Makary regularly appeared with Trump over the past year at events promoting public health initiatives and the president’s efforts to drive down prescription drug prices, but he also made powerful enemies.
In addition to well-connected executives in the vape industry, whom Trump promised to support during his successful 2024 presidential campaign, Makary angered advocates for the rapid approval of treatments for rare ailments like Huntington’s disease.
He also earned foes among anti-abortion advocates who wanted him to stop the mailing of mifepristone, part of a two-drug cocktail used to terminate pregnancies.
“Dr. Makary was uniquely destructive to the prolife movement,” Sen. Josh Hawley (R-Mo.) said on X Tuesday.
“He attempted to place pro-abortion lawyers in key positions. He slow walked a vitally necessary review of the abortion drug mifepristone. He used his discretion to approve a new abortion drug when the data shows it sends 1 in 10 women to the emergency room. He froze out prolife leaders and repeatedly stonewalled Congress. His resignation is an opportunity for the FDA to reset.”
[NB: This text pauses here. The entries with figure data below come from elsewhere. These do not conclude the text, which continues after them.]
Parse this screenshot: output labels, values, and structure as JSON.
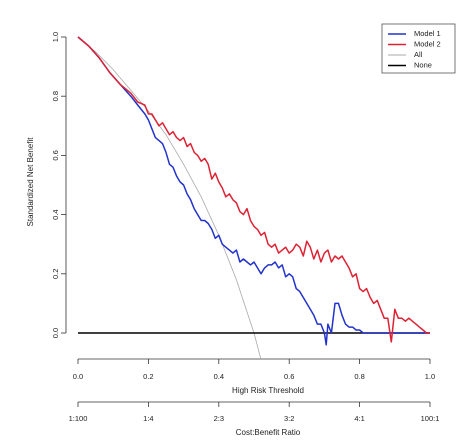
{
  "chart_data": {
    "type": "line",
    "title": "",
    "ylabel": "Standardized Net Benefit",
    "xlabel": "High Risk Threshold",
    "x2label": "Cost:Benefit Ratio",
    "xlim": [
      0,
      1
    ],
    "ylim": [
      0,
      1
    ],
    "yticks": [
      "0.0",
      "0.2",
      "0.4",
      "0.6",
      "0.8",
      "1.0"
    ],
    "xticks": [
      "0.0",
      "0.2",
      "0.4",
      "0.6",
      "0.8",
      "1.0"
    ],
    "x2ticks": [
      "1:100",
      "1:4",
      "2:3",
      "3:2",
      "4:1",
      "100:1"
    ],
    "grid": false,
    "legend_position": "top-right",
    "series": [
      {
        "name": "Model 1",
        "color": "#2233cc",
        "points": [
          [
            0.0,
            1.0
          ],
          [
            0.03,
            0.97
          ],
          [
            0.06,
            0.93
          ],
          [
            0.09,
            0.88
          ],
          [
            0.12,
            0.84
          ],
          [
            0.15,
            0.8
          ],
          [
            0.17,
            0.77
          ],
          [
            0.19,
            0.74
          ],
          [
            0.2,
            0.72
          ],
          [
            0.21,
            0.69
          ],
          [
            0.22,
            0.66
          ],
          [
            0.24,
            0.64
          ],
          [
            0.25,
            0.61
          ],
          [
            0.26,
            0.57
          ],
          [
            0.27,
            0.56
          ],
          [
            0.28,
            0.53
          ],
          [
            0.29,
            0.51
          ],
          [
            0.3,
            0.5
          ],
          [
            0.31,
            0.47
          ],
          [
            0.32,
            0.45
          ],
          [
            0.33,
            0.42
          ],
          [
            0.34,
            0.4
          ],
          [
            0.35,
            0.38
          ],
          [
            0.36,
            0.38
          ],
          [
            0.37,
            0.37
          ],
          [
            0.38,
            0.35
          ],
          [
            0.39,
            0.32
          ],
          [
            0.4,
            0.33
          ],
          [
            0.41,
            0.3
          ],
          [
            0.42,
            0.29
          ],
          [
            0.43,
            0.28
          ],
          [
            0.44,
            0.27
          ],
          [
            0.45,
            0.28
          ],
          [
            0.46,
            0.24
          ],
          [
            0.47,
            0.25
          ],
          [
            0.48,
            0.24
          ],
          [
            0.49,
            0.23
          ],
          [
            0.5,
            0.24
          ],
          [
            0.51,
            0.22
          ],
          [
            0.52,
            0.2
          ],
          [
            0.53,
            0.22
          ],
          [
            0.54,
            0.23
          ],
          [
            0.55,
            0.23
          ],
          [
            0.56,
            0.24
          ],
          [
            0.57,
            0.22
          ],
          [
            0.58,
            0.23
          ],
          [
            0.59,
            0.19
          ],
          [
            0.6,
            0.2
          ],
          [
            0.61,
            0.19
          ],
          [
            0.62,
            0.15
          ],
          [
            0.63,
            0.14
          ],
          [
            0.64,
            0.12
          ],
          [
            0.65,
            0.1
          ],
          [
            0.66,
            0.08
          ],
          [
            0.67,
            0.06
          ],
          [
            0.68,
            0.03
          ],
          [
            0.69,
            0.03
          ],
          [
            0.7,
            0.0
          ],
          [
            0.705,
            -0.04
          ],
          [
            0.71,
            0.03
          ],
          [
            0.72,
            0.0
          ],
          [
            0.73,
            0.1
          ],
          [
            0.74,
            0.1
          ],
          [
            0.75,
            0.06
          ],
          [
            0.76,
            0.03
          ],
          [
            0.77,
            0.02
          ],
          [
            0.78,
            0.02
          ],
          [
            0.79,
            0.01
          ],
          [
            0.8,
            0.01
          ],
          [
            0.81,
            0.0
          ],
          [
            1.0,
            0.0
          ]
        ]
      },
      {
        "name": "Model 2",
        "color": "#dd2233",
        "points": [
          [
            0.0,
            1.0
          ],
          [
            0.03,
            0.97
          ],
          [
            0.06,
            0.93
          ],
          [
            0.09,
            0.88
          ],
          [
            0.12,
            0.84
          ],
          [
            0.15,
            0.81
          ],
          [
            0.17,
            0.78
          ],
          [
            0.19,
            0.77
          ],
          [
            0.2,
            0.74
          ],
          [
            0.21,
            0.74
          ],
          [
            0.22,
            0.72
          ],
          [
            0.23,
            0.7
          ],
          [
            0.24,
            0.71
          ],
          [
            0.25,
            0.69
          ],
          [
            0.26,
            0.67
          ],
          [
            0.27,
            0.68
          ],
          [
            0.28,
            0.66
          ],
          [
            0.29,
            0.65
          ],
          [
            0.3,
            0.66
          ],
          [
            0.31,
            0.63
          ],
          [
            0.32,
            0.64
          ],
          [
            0.33,
            0.61
          ],
          [
            0.34,
            0.6
          ],
          [
            0.35,
            0.58
          ],
          [
            0.36,
            0.59
          ],
          [
            0.37,
            0.57
          ],
          [
            0.38,
            0.52
          ],
          [
            0.39,
            0.54
          ],
          [
            0.4,
            0.51
          ],
          [
            0.41,
            0.49
          ],
          [
            0.42,
            0.46
          ],
          [
            0.43,
            0.47
          ],
          [
            0.44,
            0.45
          ],
          [
            0.45,
            0.44
          ],
          [
            0.46,
            0.41
          ],
          [
            0.47,
            0.4
          ],
          [
            0.48,
            0.42
          ],
          [
            0.49,
            0.38
          ],
          [
            0.5,
            0.36
          ],
          [
            0.51,
            0.35
          ],
          [
            0.52,
            0.33
          ],
          [
            0.53,
            0.34
          ],
          [
            0.54,
            0.3
          ],
          [
            0.55,
            0.29
          ],
          [
            0.56,
            0.3
          ],
          [
            0.57,
            0.27
          ],
          [
            0.58,
            0.28
          ],
          [
            0.59,
            0.29
          ],
          [
            0.6,
            0.27
          ],
          [
            0.61,
            0.28
          ],
          [
            0.62,
            0.3
          ],
          [
            0.63,
            0.29
          ],
          [
            0.64,
            0.26
          ],
          [
            0.65,
            0.31
          ],
          [
            0.66,
            0.29
          ],
          [
            0.67,
            0.25
          ],
          [
            0.68,
            0.28
          ],
          [
            0.69,
            0.24
          ],
          [
            0.7,
            0.27
          ],
          [
            0.71,
            0.28
          ],
          [
            0.72,
            0.24
          ],
          [
            0.73,
            0.26
          ],
          [
            0.74,
            0.25
          ],
          [
            0.75,
            0.26
          ],
          [
            0.76,
            0.24
          ],
          [
            0.77,
            0.22
          ],
          [
            0.78,
            0.19
          ],
          [
            0.79,
            0.2
          ],
          [
            0.8,
            0.15
          ],
          [
            0.81,
            0.14
          ],
          [
            0.82,
            0.15
          ],
          [
            0.83,
            0.12
          ],
          [
            0.84,
            0.1
          ],
          [
            0.85,
            0.11
          ],
          [
            0.86,
            0.08
          ],
          [
            0.87,
            0.05
          ],
          [
            0.88,
            0.05
          ],
          [
            0.89,
            -0.03
          ],
          [
            0.9,
            0.08
          ],
          [
            0.91,
            0.05
          ],
          [
            0.92,
            0.05
          ],
          [
            0.93,
            0.04
          ],
          [
            0.94,
            0.05
          ],
          [
            0.95,
            0.04
          ],
          [
            0.96,
            0.03
          ],
          [
            0.97,
            0.02
          ],
          [
            0.98,
            0.01
          ],
          [
            0.99,
            0.0
          ],
          [
            1.0,
            0.0
          ]
        ]
      },
      {
        "name": "All",
        "color": "#aaaaaa",
        "points": [
          [
            0.0,
            1.0
          ],
          [
            0.05,
            0.95
          ],
          [
            0.1,
            0.89
          ],
          [
            0.15,
            0.82
          ],
          [
            0.2,
            0.75
          ],
          [
            0.25,
            0.67
          ],
          [
            0.3,
            0.57
          ],
          [
            0.35,
            0.46
          ],
          [
            0.4,
            0.33
          ],
          [
            0.45,
            0.18
          ],
          [
            0.5,
            0.0
          ],
          [
            0.52,
            -0.09
          ]
        ]
      },
      {
        "name": "None",
        "color": "#000000",
        "points": [
          [
            0.0,
            0.0
          ],
          [
            1.0,
            0.0
          ]
        ]
      }
    ]
  }
}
Administration officials, meanwhile, told The Post they were infuriated by Makary meeting with, providing funding to and hiring subordinates associated with what they viewed as left-leaning causes.
The vape battle reportedly prompted Trump to directly reprimand Makary last week — viewing him as frustrating a headline-grabbing campaign promise.
A pivotal matter involved Makary standing in the way of market approval for a California manufacturer’s “age-gated” e-cigarrette that requires users to scan an ID to unlock the nicotine-laced vapor.
In December, the FDA’s website announced approval of fruit-flavored vapes, including mango, from California manufacturer Glas, which uses Bluetooth technology to verify users are at least 21 under an age limit signed into law by Trump in 2019.
The FDA chief blocked implementation of the approval for months, before the agency proceeded after Trump’s intervention last week.
On Friday, the FDA announced plans to relax enforcement against e-cigarette makers with pending product applications.
E-cigarettes have been the subject of intense public health debate over the past decade. Opponents say they could reverse progress in combating youth addiction to nicotine, while supporters say they are likely a safer alternative for adults who use combustible cigarettes known to cause cancer and heart disease.
Youth vaping peaked in 2019, with 27.5% of high school students and 10.5% of middle school students reporting past-month use in the National Youth Tobacco Survey, though teen use seems to have fallen since Trump enacted legislation raising the minimum age for purchase from 18.
The 2025 federal survey showed 7.1% of high school students and 2.6% of middle schoolers reported past-month vape use — a roughly three-fourths decline among both groups.
The novelty and diversity of vaping devices make long-term health effects difficult to determine, though nicotine increases blood pressure and is highly addictive.
The battle over federal vaping approvals dates to the first Trump administration, when flavor options were effectively banned during the COVID-19 pandemic — despite Trump’s concern that less-safe Chinese products would fill the market void, which came to pass.